C.S. Lewis once quipped, “If you read history you will find that the Christians who did most for the present world were just those who thought most of the next.”  What is he getting at?

      Everyone lives according to hope—the promise of future delight.  The job seeker hopes for gainful work, so he seeks; the grass-planter for a green lawn, so he plants; the traveler for titillating sights, so he travels.  We live in the present according to the hope we have for the future.  If we have no hope for the future, then we flounder in the present. 

      Oftentimes we cope with crushed hopes by diversifying our hope portfolio.  With a diversified portfolio, one dashed hope does not crush us; instead, we can turn to our other hopes for purpose in life.  For example, our hope portfolio may contain our marriage, our lawn, our reputation, and our next meal.  If so, then when the grass is brown and people dislike us, we can turn to our marriage and next meal for hope.     

But Peter says there is a wiser way yet which confounds a diversified hope portfolio: Set your hope fully (not partially) on the Last Day.  In effect, he says, “Don’t diversify your hope; place it all in the basket of the Last Day.”  What is the point?   

      Hope controls us.  God has designed us to live according to our hopes.  If we place our hope in our jobs, then we will be controlled today by the hope of our job tomorrow.  If we put our hope in our reputation, then we will be controlled today by the feasibility of becoming well-liked tomorrow.  Hope is that powerful.  It controls us for better or for worse. 

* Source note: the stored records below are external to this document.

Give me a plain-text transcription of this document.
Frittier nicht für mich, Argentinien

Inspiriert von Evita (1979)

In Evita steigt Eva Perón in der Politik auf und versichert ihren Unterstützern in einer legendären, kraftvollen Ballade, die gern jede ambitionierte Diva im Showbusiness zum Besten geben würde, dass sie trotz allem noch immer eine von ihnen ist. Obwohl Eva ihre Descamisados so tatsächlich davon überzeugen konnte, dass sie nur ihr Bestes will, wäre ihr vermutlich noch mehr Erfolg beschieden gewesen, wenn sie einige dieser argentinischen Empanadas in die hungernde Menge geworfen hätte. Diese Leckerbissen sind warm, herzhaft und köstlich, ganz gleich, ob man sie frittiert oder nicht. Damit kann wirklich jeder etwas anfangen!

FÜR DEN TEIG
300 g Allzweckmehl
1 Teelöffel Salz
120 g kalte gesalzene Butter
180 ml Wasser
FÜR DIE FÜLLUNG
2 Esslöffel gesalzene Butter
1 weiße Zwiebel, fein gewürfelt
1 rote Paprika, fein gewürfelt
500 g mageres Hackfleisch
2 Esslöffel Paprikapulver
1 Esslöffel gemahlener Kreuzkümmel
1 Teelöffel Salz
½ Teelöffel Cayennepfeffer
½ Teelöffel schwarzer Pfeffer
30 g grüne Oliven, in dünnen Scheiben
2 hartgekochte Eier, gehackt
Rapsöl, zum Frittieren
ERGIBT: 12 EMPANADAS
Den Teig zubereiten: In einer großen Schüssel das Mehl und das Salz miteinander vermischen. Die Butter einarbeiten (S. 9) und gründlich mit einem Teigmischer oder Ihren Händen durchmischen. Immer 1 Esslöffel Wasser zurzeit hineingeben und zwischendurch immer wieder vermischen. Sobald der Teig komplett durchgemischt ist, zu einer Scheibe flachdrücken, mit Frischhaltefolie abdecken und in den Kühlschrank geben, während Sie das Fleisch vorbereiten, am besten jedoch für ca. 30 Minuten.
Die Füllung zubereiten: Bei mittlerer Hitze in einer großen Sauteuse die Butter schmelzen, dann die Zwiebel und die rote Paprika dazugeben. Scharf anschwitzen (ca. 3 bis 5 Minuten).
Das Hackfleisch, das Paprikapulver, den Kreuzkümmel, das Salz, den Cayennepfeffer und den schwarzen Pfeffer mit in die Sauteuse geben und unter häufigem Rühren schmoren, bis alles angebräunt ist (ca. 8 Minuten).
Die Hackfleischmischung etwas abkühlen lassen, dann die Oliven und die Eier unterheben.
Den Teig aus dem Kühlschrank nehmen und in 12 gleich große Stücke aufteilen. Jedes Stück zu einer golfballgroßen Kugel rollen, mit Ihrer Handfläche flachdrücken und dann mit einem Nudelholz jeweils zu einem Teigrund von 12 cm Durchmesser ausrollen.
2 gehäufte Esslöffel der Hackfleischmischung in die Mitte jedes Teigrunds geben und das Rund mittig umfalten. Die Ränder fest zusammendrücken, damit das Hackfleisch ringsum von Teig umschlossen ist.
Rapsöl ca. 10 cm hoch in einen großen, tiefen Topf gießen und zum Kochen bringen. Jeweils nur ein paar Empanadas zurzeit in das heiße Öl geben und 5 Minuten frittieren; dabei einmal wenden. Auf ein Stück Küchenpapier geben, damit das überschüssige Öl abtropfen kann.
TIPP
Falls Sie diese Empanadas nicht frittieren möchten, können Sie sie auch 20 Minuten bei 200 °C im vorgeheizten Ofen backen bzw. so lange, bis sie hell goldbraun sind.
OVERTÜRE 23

      It is ironic that when we set our hope on the Last Day, then we can fearlessly and tirelessly go about changing the world for God today.  Are you scared and tired of pouring out yourself for God today?  It might be because you have placed your hope in something which will fail you.  Place it fully in the Last Day, and you will live fully today.  Hope in God will never fail you.     

      Paul’s hope in the resurrection (1 Cor. 15) enabled him to live fearlessly for God while beaten, whipped, shipwrecked, and starving (2 Cor. 11-12).  Our Savior suffered every day of His life and hell on the Cross because He looked forward to the joy awaiting Him on the other side of the Cross (Heb. 12:2).  They both lived according to the kind of hope that does not disappoint (Rom. 5:5).  What kind is that?  It is the kind which God alone provides in Jesus Christ.  Where do you daily place your hope?